Unos sueños que ellos elevaron a la dimensión ibérica, ese viejo espacio que cerraba el Mediterráneo y abría el horizonte Atlántico, “Ultramar”, al alimón con Portugal. Impensable, ahora mismo, a río tan revuelto. Ese propósito que, incluso después y en otro ámbito operativo, adoptaron los anarquistas que fundaron la FAI.

Asistimos, ahora, a un proceso inexplicable, desde el rigor convencional de la nueva organización geopolítica continental, con Europa como soporte de unos Estados que se afirman, más en el caso español, en siglos de cohesión. También de guerras insistentes, inacabables, nacionalismos de por medio, que obligaron a un esfuerzo gigantesco de urdimbre y entendimiento, tras el segundo conflicto mundial.

Surgen entonces las preguntas, sobre las razones por las que una parte del pueblo catalán se ha dejado manipular, embaucar, por quienes no ofrecen propuestas de bienestar colectivo, contabilidades reales para conseguirlo pero sí emociones de corto alcance que terminan, siempre, en el desgarro social. ¿Buscan, algunos, cerrar vergüenzas de robos sectarios y tribales, para convertir en héroes a los ladrones? ¿Pretenden, otros, pasar a la historia al ritmo que marcaran los soviets, recogida por John Reed en sus “Diez días que estremecieron al mundo”. ¿Pero, donde está la “famélica legión” para justificar tanto mimetismo con la historia, a tan elevado precio social? Tal vez no faltarán, incluso, quienes quieren hacerle el trabajo a terceros, los que quieren dominar el comercio mundial o pretenden una nueva geopolítica a la medida de sus intereses.
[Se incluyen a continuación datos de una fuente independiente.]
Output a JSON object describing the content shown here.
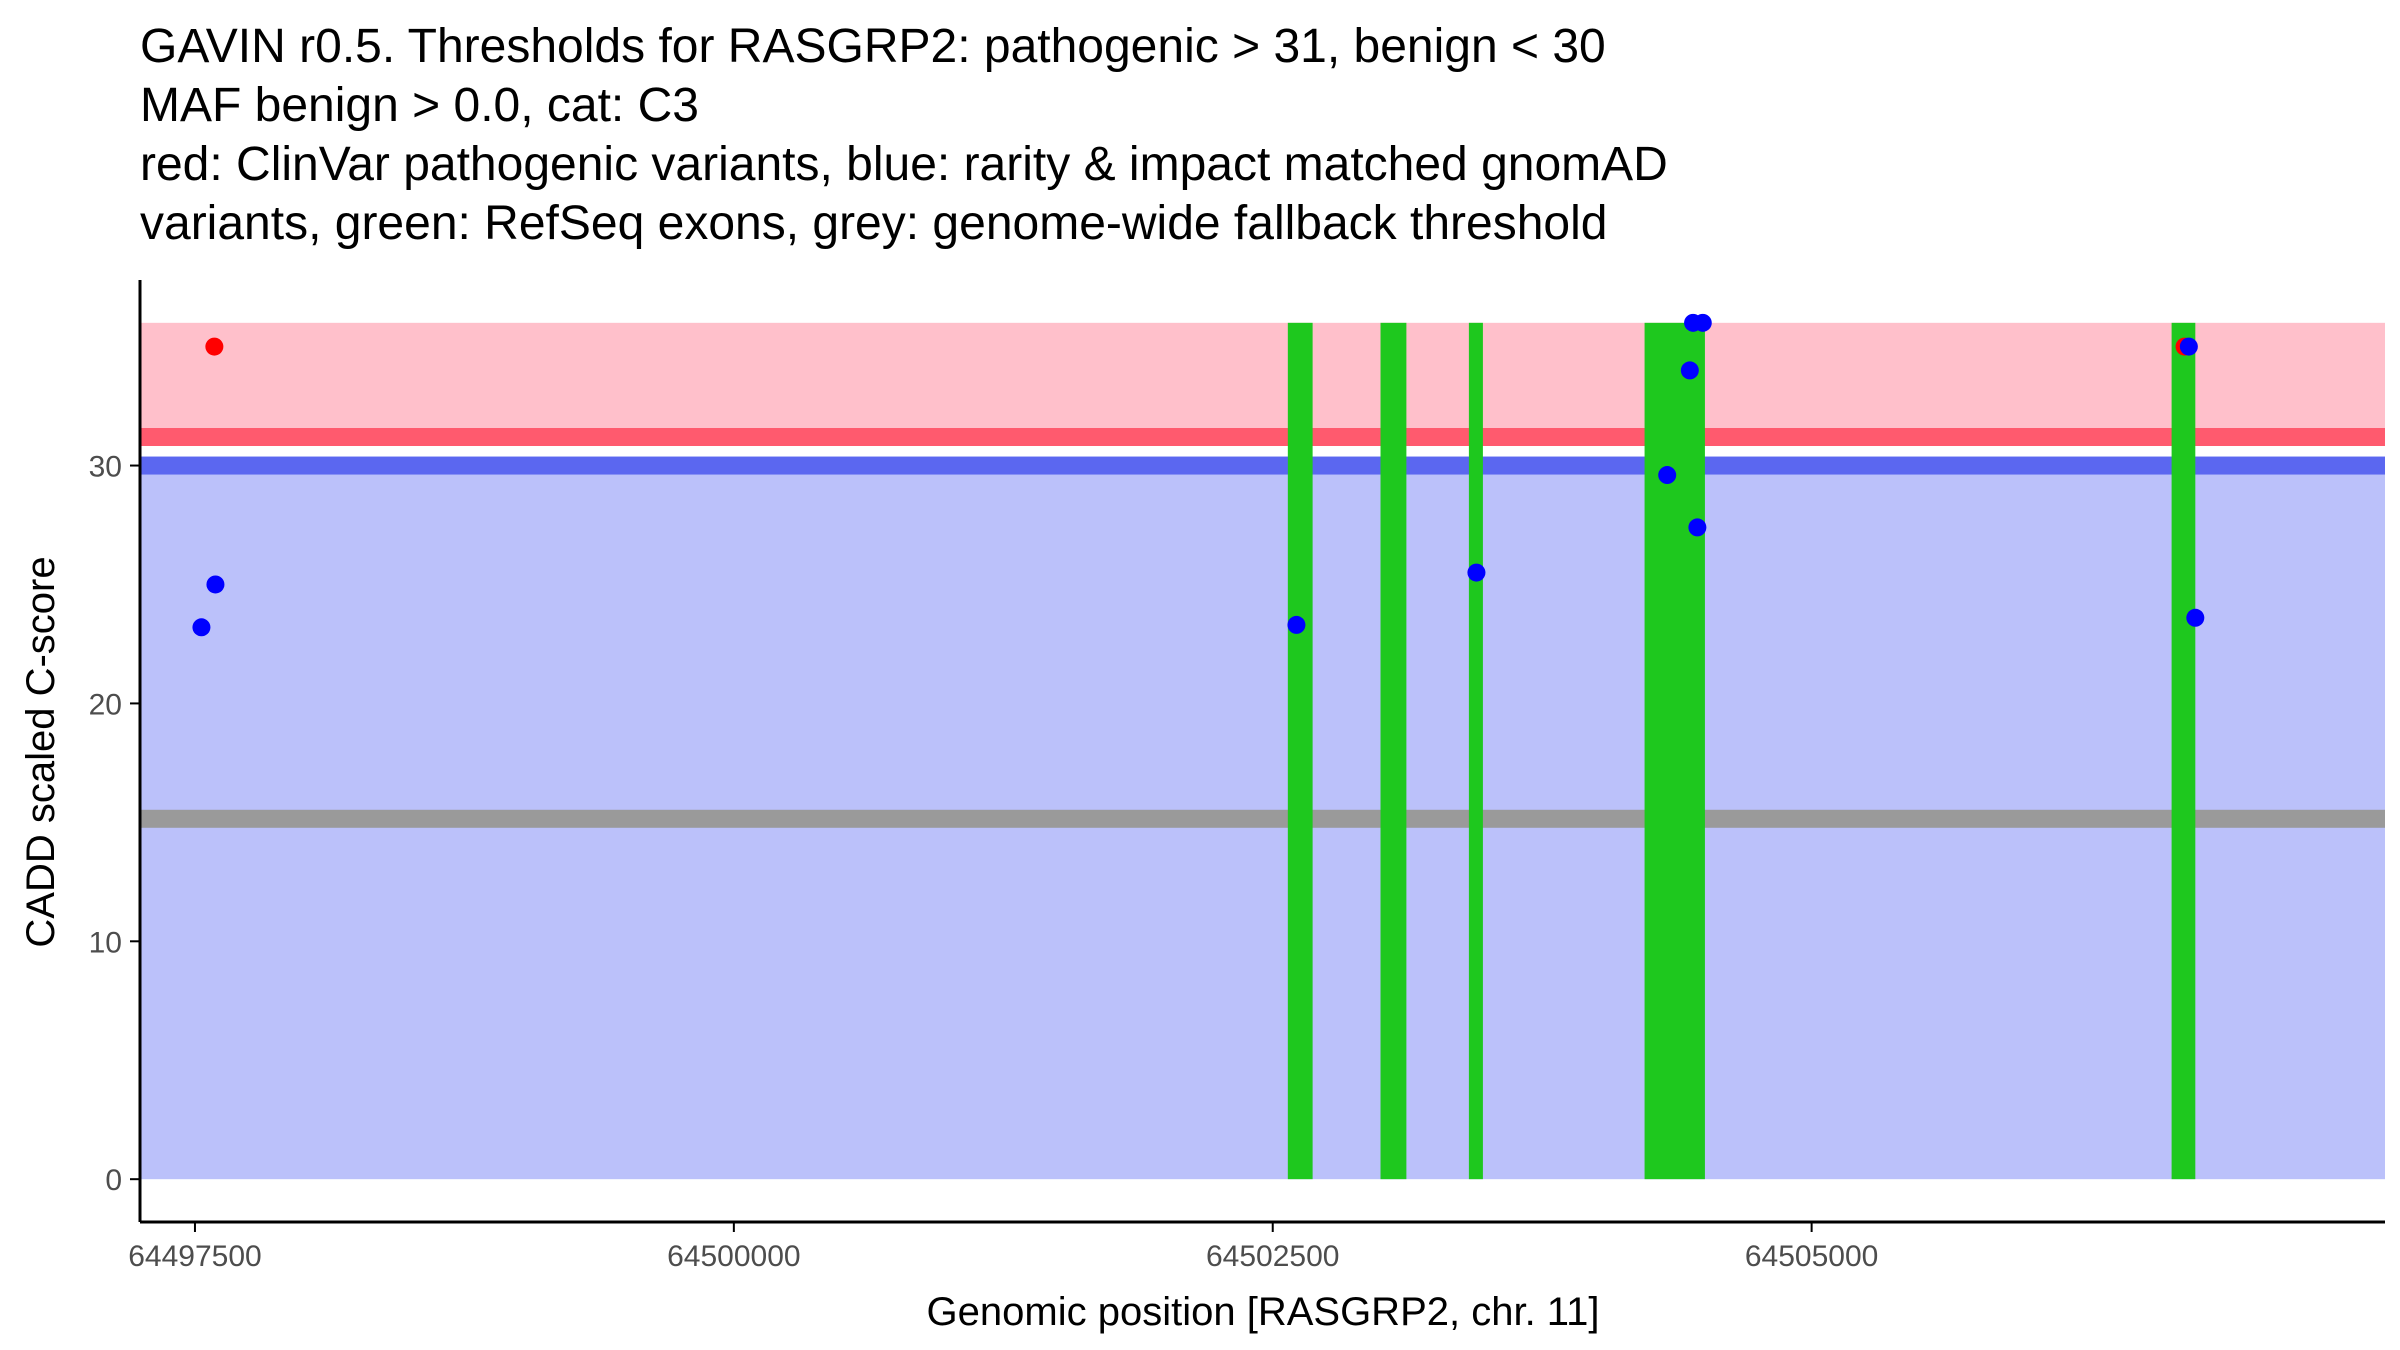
{
  "chart_data": {
    "type": "scatter",
    "title_lines": [
      "GAVIN r0.5. Thresholds for RASGRP2: pathogenic > 31, benign < 30",
      "MAF benign > 0.0, cat: C3",
      "red: ClinVar pathogenic variants, blue: rarity & impact matched gnomAD",
      "variants, green: RefSeq exons, grey: genome-wide fallback threshold"
    ],
    "xlabel": "Genomic position [RASGRP2, chr. 11]",
    "ylabel": "CADD scaled C-score",
    "xlim": [
      64497245,
      64507660
    ],
    "ylim": [
      -1.8,
      37.8
    ],
    "x_ticks": [
      64497500,
      64500000,
      64502500,
      64505000
    ],
    "x_tick_labels": [
      "64497500",
      "64500000",
      "64502500",
      "64505000"
    ],
    "y_ticks": [
      0,
      10,
      20,
      30
    ],
    "y_tick_labels": [
      "0",
      "10",
      "20",
      "30"
    ],
    "colors": {
      "pathogenic_zone": "#ffc0cb",
      "benign_zone": "#bbc1fa",
      "pathogenic_line": "#ff5a6e",
      "benign_line": "#5b67f0",
      "fallback_line": "#9a9a9a",
      "exon": "#1ec81e",
      "pathogenic_point": "#ff0000",
      "benign_point": "#0000ff",
      "axis": "#000000"
    },
    "regions": {
      "data_x_range": [
        64497245,
        64507660
      ],
      "pathogenic_zone": [
        31,
        36
      ],
      "benign_zone": [
        0,
        30
      ],
      "pathogenic_threshold": 31.2,
      "benign_threshold": 30.0,
      "fallback_threshold": 15.15
    },
    "exons": [
      {
        "start": 64502570,
        "end": 64502685
      },
      {
        "start": 64503000,
        "end": 64503120
      },
      {
        "start": 64503410,
        "end": 64503475
      },
      {
        "start": 64504225,
        "end": 64504505
      },
      {
        "start": 64506670,
        "end": 64506780
      }
    ],
    "exon_y_range": [
      0,
      36
    ],
    "series": [
      {
        "name": "ClinVar pathogenic variants",
        "color": "#ff0000",
        "points": [
          {
            "x": 64497590,
            "y": 35.0
          },
          {
            "x": 64506730,
            "y": 35.0
          }
        ]
      },
      {
        "name": "rarity & impact matched gnomAD variants",
        "color": "#0000ff",
        "points": [
          {
            "x": 64497530,
            "y": 23.2
          },
          {
            "x": 64497595,
            "y": 25.0
          },
          {
            "x": 64502610,
            "y": 23.3
          },
          {
            "x": 64503445,
            "y": 25.5
          },
          {
            "x": 64504330,
            "y": 29.6
          },
          {
            "x": 64504435,
            "y": 34.0
          },
          {
            "x": 64504450,
            "y": 36.0
          },
          {
            "x": 64504470,
            "y": 27.4
          },
          {
            "x": 64504495,
            "y": 36.0
          },
          {
            "x": 64506750,
            "y": 35.0
          },
          {
            "x": 64506780,
            "y": 23.6
          }
        ]
      }
    ]
  }
}
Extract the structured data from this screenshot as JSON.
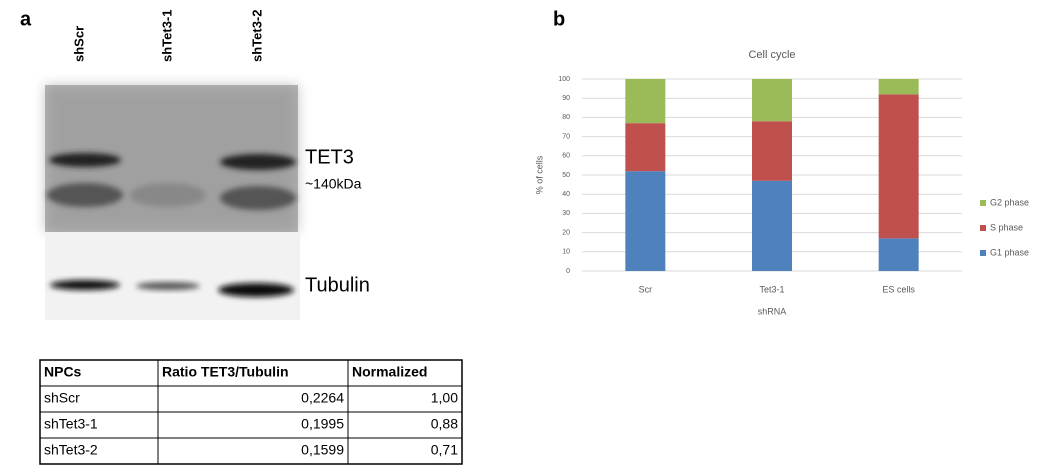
{
  "panel_labels": [
    "a",
    "b"
  ],
  "blot": {
    "lanes": [
      "shScr",
      "shTet3-1",
      "shTet3-2"
    ],
    "protein": "TET3",
    "size": "~140kDa",
    "control": "Tubulin"
  },
  "table": {
    "header": [
      "NPCs",
      "Ratio TET3/Tubulin",
      "Normalized"
    ],
    "rows": [
      [
        "shScr",
        "0,2264",
        "1,00"
      ],
      [
        "shTet3-1",
        "0,1995",
        "0,88"
      ],
      [
        "shTet3-2",
        "0,1599",
        "0,71"
      ]
    ]
  },
  "chart_data": {
    "type": "stacked_bar",
    "title": "Cell cycle",
    "x_label": "shRNA",
    "y_label": "% of cells",
    "categories": [
      "Scr",
      "Tet3-1",
      "ES cells"
    ],
    "series": [
      {
        "name": "G1 phase",
        "color": "#4f81bd",
        "values": [
          52,
          47,
          17
        ]
      },
      {
        "name": "S phase",
        "color": "#c0504d",
        "values": [
          25,
          31,
          75
        ]
      },
      {
        "name": "G2 phase",
        "color": "#9bbb59",
        "values": [
          23,
          22,
          8
        ]
      }
    ],
    "ylim": [
      0,
      100
    ],
    "yticks": [
      0,
      10,
      20,
      30,
      40,
      50,
      60,
      70,
      80,
      90,
      100
    ],
    "grid": true,
    "legend_position": "right"
  }
}
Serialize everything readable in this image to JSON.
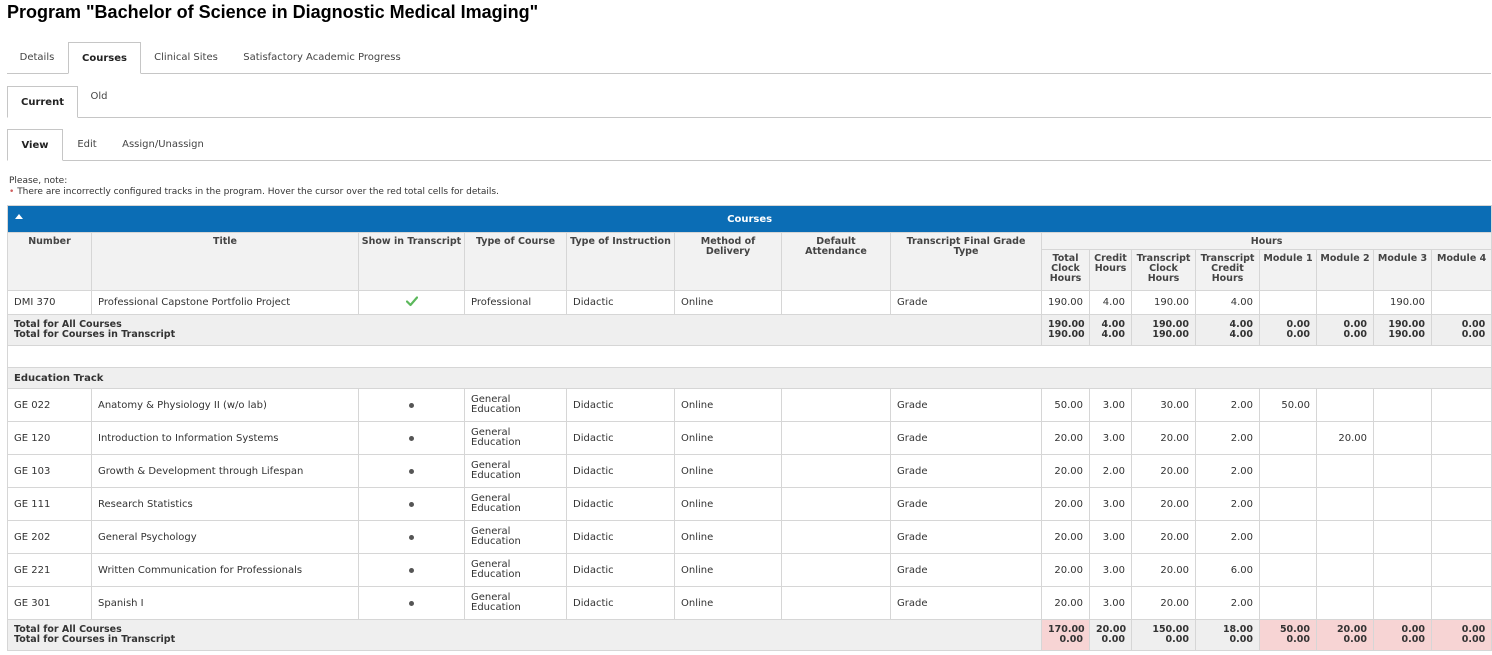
{
  "page": {
    "title": "Program \"Bachelor of Science in Diagnostic Medical Imaging\""
  },
  "main_tabs": [
    "Details",
    "Courses",
    "Clinical Sites",
    "Satisfactory Academic Progress"
  ],
  "version_tabs": [
    "Current",
    "Old"
  ],
  "mode_tabs": [
    "View",
    "Edit",
    "Assign/Unassign"
  ],
  "note": {
    "heading": "Please, note:",
    "bullet": "•",
    "text": "There are incorrectly configured tracks in the program. Hover the cursor over the red total cells for details."
  },
  "table": {
    "title": "Courses",
    "headers": {
      "number": "Number",
      "title": "Title",
      "show_in_transcript": "Show in Transcript",
      "type_of_course": "Type of Course",
      "type_of_instruction": "Type of Instruction",
      "method_of_delivery": "Method of Delivery",
      "default_attendance": "Default Attendance",
      "final_grade_type": "Transcript Final Grade Type",
      "hours": "Hours",
      "total_clock_hours": "Total Clock Hours",
      "credit_hours": "Credit Hours",
      "transcript_clock_hours": "Transcript Clock Hours",
      "transcript_credit_hours": "Transcript Credit Hours",
      "module1": "Module 1",
      "module2": "Module 2",
      "module3": "Module 3",
      "module4": "Module 4"
    },
    "core": {
      "number": "DMI 370",
      "title": "Professional Capstone Portfolio Project",
      "transcript_icon": "check-icon",
      "course_type": "Professional",
      "instruction": "Didactic",
      "delivery": "Online",
      "attendance": "",
      "grade": "Grade",
      "total_clock": "190.00",
      "credit": "4.00",
      "t_clock": "190.00",
      "t_credit": "4.00",
      "m1": "",
      "m2": "",
      "m3": "190.00",
      "m4": ""
    },
    "core_totals": {
      "label_all": "Total for All Courses",
      "label_transcript": "Total for Courses in Transcript",
      "total_clock": [
        "190.00",
        "190.00"
      ],
      "credit": [
        "4.00",
        "4.00"
      ],
      "t_clock": [
        "190.00",
        "190.00"
      ],
      "t_credit": [
        "4.00",
        "4.00"
      ],
      "m1": [
        "0.00",
        "0.00"
      ],
      "m2": [
        "0.00",
        "0.00"
      ],
      "m3": [
        "190.00",
        "190.00"
      ],
      "m4": [
        "0.00",
        "0.00"
      ]
    },
    "track_name": "Education Track",
    "track_rows": [
      {
        "number": "GE 022",
        "title": "Anatomy & Physiology II (w/o lab)",
        "course_type": "General Education",
        "instruction": "Didactic",
        "delivery": "Online",
        "attendance": "",
        "grade": "Grade",
        "total_clock": "50.00",
        "credit": "3.00",
        "t_clock": "30.00",
        "t_credit": "2.00",
        "m1": "50.00",
        "m2": "",
        "m3": "",
        "m4": ""
      },
      {
        "number": "GE 120",
        "title": "Introduction to Information Systems",
        "course_type": "General Education",
        "instruction": "Didactic",
        "delivery": "Online",
        "attendance": "",
        "grade": "Grade",
        "total_clock": "20.00",
        "credit": "3.00",
        "t_clock": "20.00",
        "t_credit": "2.00",
        "m1": "",
        "m2": "20.00",
        "m3": "",
        "m4": ""
      },
      {
        "number": "GE 103",
        "title": "Growth & Development through Lifespan",
        "course_type": "General Education",
        "instruction": "Didactic",
        "delivery": "Online",
        "attendance": "",
        "grade": "Grade",
        "total_clock": "20.00",
        "credit": "2.00",
        "t_clock": "20.00",
        "t_credit": "2.00",
        "m1": "",
        "m2": "",
        "m3": "",
        "m4": ""
      },
      {
        "number": "GE 111",
        "title": "Research Statistics",
        "course_type": "General Education",
        "instruction": "Didactic",
        "delivery": "Online",
        "attendance": "",
        "grade": "Grade",
        "total_clock": "20.00",
        "credit": "3.00",
        "t_clock": "20.00",
        "t_credit": "2.00",
        "m1": "",
        "m2": "",
        "m3": "",
        "m4": ""
      },
      {
        "number": "GE 202",
        "title": "General Psychology",
        "course_type": "General Education",
        "instruction": "Didactic",
        "delivery": "Online",
        "attendance": "",
        "grade": "Grade",
        "total_clock": "20.00",
        "credit": "3.00",
        "t_clock": "20.00",
        "t_credit": "2.00",
        "m1": "",
        "m2": "",
        "m3": "",
        "m4": ""
      },
      {
        "number": "GE 221",
        "title": "Written Communication for Professionals",
        "course_type": "General Education",
        "instruction": "Didactic",
        "delivery": "Online",
        "attendance": "",
        "grade": "Grade",
        "total_clock": "20.00",
        "credit": "3.00",
        "t_clock": "20.00",
        "t_credit": "6.00",
        "m1": "",
        "m2": "",
        "m3": "",
        "m4": ""
      },
      {
        "number": "GE 301",
        "title": "Spanish I",
        "course_type": "General Education",
        "instruction": "Didactic",
        "delivery": "Online",
        "attendance": "",
        "grade": "Grade",
        "total_clock": "20.00",
        "credit": "3.00",
        "t_clock": "20.00",
        "t_credit": "2.00",
        "m1": "",
        "m2": "",
        "m3": "",
        "m4": ""
      }
    ],
    "track_totals": {
      "label_all": "Total for All Courses",
      "label_transcript": "Total for Courses in Transcript",
      "total_clock": [
        "170.00",
        "0.00"
      ],
      "credit": [
        "20.00",
        "0.00"
      ],
      "t_clock": [
        "150.00",
        "0.00"
      ],
      "t_credit": [
        "18.00",
        "0.00"
      ],
      "m1": [
        "50.00",
        "0.00"
      ],
      "m2": [
        "20.00",
        "0.00"
      ],
      "m3": [
        "0.00",
        "0.00"
      ],
      "m4": [
        "0.00",
        "0.00"
      ]
    },
    "warning_cell_color": "#f7d4d4",
    "header_bar_color": "#0b6db5"
  }
}
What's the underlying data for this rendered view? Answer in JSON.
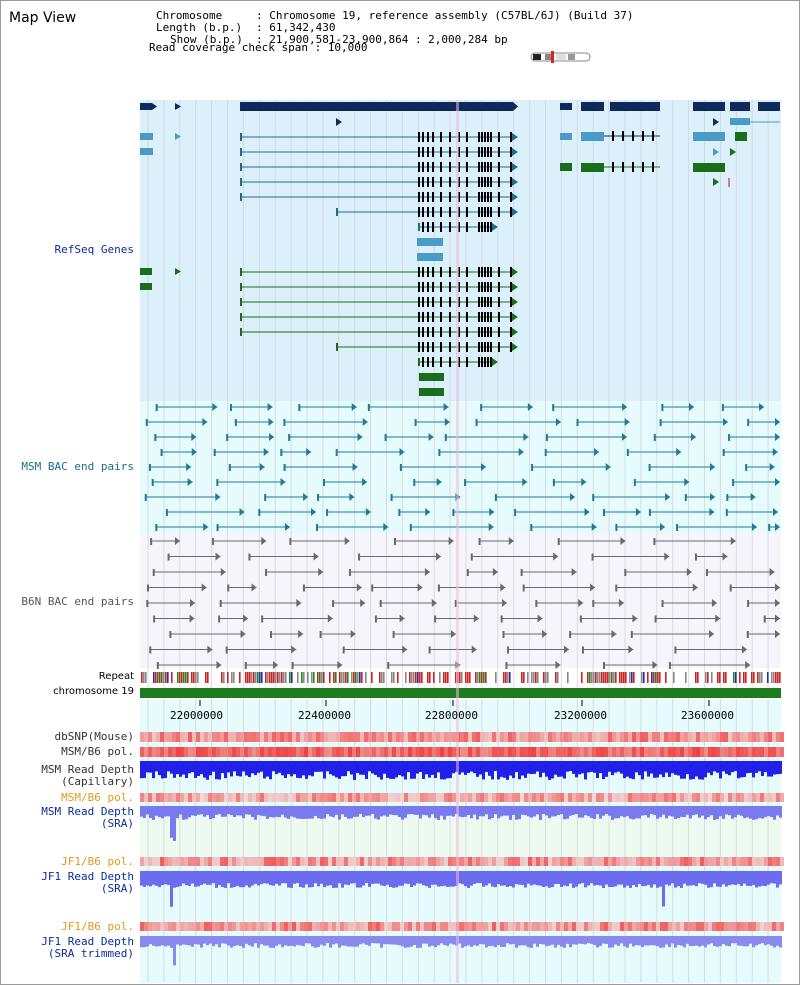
{
  "page": {
    "title": "Map View"
  },
  "info": {
    "chromosome_key": "Chromosome",
    "chromosome_value": ": Chromosome 19, reference assembly (C57BL/6J) (Build 37)",
    "length_key": "Length (b.p.)",
    "length_value": ": 61,342,430",
    "show_key": "Show (b.p.)",
    "show_value": ": 21,900,581-23,900,864 : 2,000,284 bp",
    "coverage": "Read coverage check span : 10,000"
  },
  "tracks": {
    "refseq": "RefSeq Genes",
    "msm_bac": "MSM BAC end pairs",
    "b6n_bac": "B6N BAC end pairs",
    "repeat": "Repeat",
    "chromosome": "chromosome 19",
    "dbsnp": "dbSNP(Mouse)",
    "msm_b6_pol": "MSM/B6 pol.",
    "msm_read_cap_1": "MSM Read Depth",
    "msm_read_cap_2": "(Capillary)",
    "msm_b6_pol_2": "MSM/B6 pol.",
    "msm_read_sra_1": "MSM Read Depth",
    "msm_read_sra_2": "(SRA)",
    "jf1_b6_pol": "JF1/B6 pol.",
    "jf1_read_sra_1": "JF1 Read Depth",
    "jf1_read_sra_2": "(SRA)",
    "jf1_b6_pol_2": "JF1/B6 pol.",
    "jf1_read_trim_1": "JF1 Read Depth",
    "jf1_read_trim_2": "(SRA trimmed)"
  },
  "axis": {
    "ticks": [
      "22000000",
      "22400000",
      "22800000",
      "23200000",
      "23600000"
    ]
  },
  "colors": {
    "refseq_bg": "#dcf0fc",
    "msm_bg": "#e6fbfb",
    "gene_dark": "#0e2a5c",
    "gene_light": "#4a9cc6",
    "gene_green": "#1a6e1a",
    "chromosome": "#1d7a1d",
    "depth_blue": "#2020e8",
    "pol_red": "#ef3a3a"
  }
}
¿Nuevos zares? Para eso es vital erosionar Europa. ¿Empezando por Cataluña el efecto dominó? Cualquiera sabe si no es esa una de las claves de este envite y su financiación. La Unión Europea debiera estar ojo avizor en defensa de su proyecto. Macron, el presidente francés, lo está percibiendo, como se deduce de sus últimas apreciaciones y propuestas. Europa y su fuerza, por encima de los mercaderes y sus estadísticas. Poder político y decisiones contundentes para preservar el esfuerzo y la herencia de tantas generaciones. El Estado, Europa como suma de Estados, tiene el derecho democrático de defender sus postulados de estabilidad y progreso colectivos. Si no actúa en el problema de Cataluña va a poner en almoneda el futuro de todos.

Es curioso, pero ahora, al hilo de los comportamientos tan miserables de una parte de la sociedad catalana, empeñada en el egoísmo y, por qué no decirlo, en el odio y la insolidaridad hacia otros españoles, que aceptaron a Cataluña como faro democrático y locomotora económica de España, me viene a la memoria la Olimpiada de Barcelona. ¿Alguien piensa que Cataluña, sin España, la hubiera conseguido? De ninguna manera. Lo digo con conocimiento de causa, por encontrarme, entonces, en una atalaya política excepcional para afirmarlo. Barcelona no habría logrado la Olimpiada de 1992 sin tener detrás al Estado Español. Madrid, con mayor capacidad para albergarla, hizo un gesto generoso y apoyó al hermano rebelde, disconforme y mimado, para que brillara ante el mundo. El Gobierno Socialista respaldó sin fisuras aquel reto. ¿Así paga ahora Barcelona y Cataluña esa renuncia? ¡¡ Qué ingratitud ¡¡

Revueltos tiempos para la convivencia en este secular proyecto que dimos en llamar España. Con Cataluña como la pionera de tantas metas progresistas y múltiples ilusiones sociales compartidas. Las mismas que una minoría se obceca en dinamitar. Sin explicar racionalmente, por encima del decepcionante simplismo de “España nos roba”. Qué pobreza de conclusión para la grandeza intelectual de aquellos federalistas catalanes ilustrados de finales del siglo XIX. Solo deseo que el Estado, con la fuerza de la razón funcional de su existencia, garante de la mayoría social de un proyecto compartido en la Historia, restituya la normalidad democrática. Incluso al máximo precio que pudiera exigirle tan larga convivencia.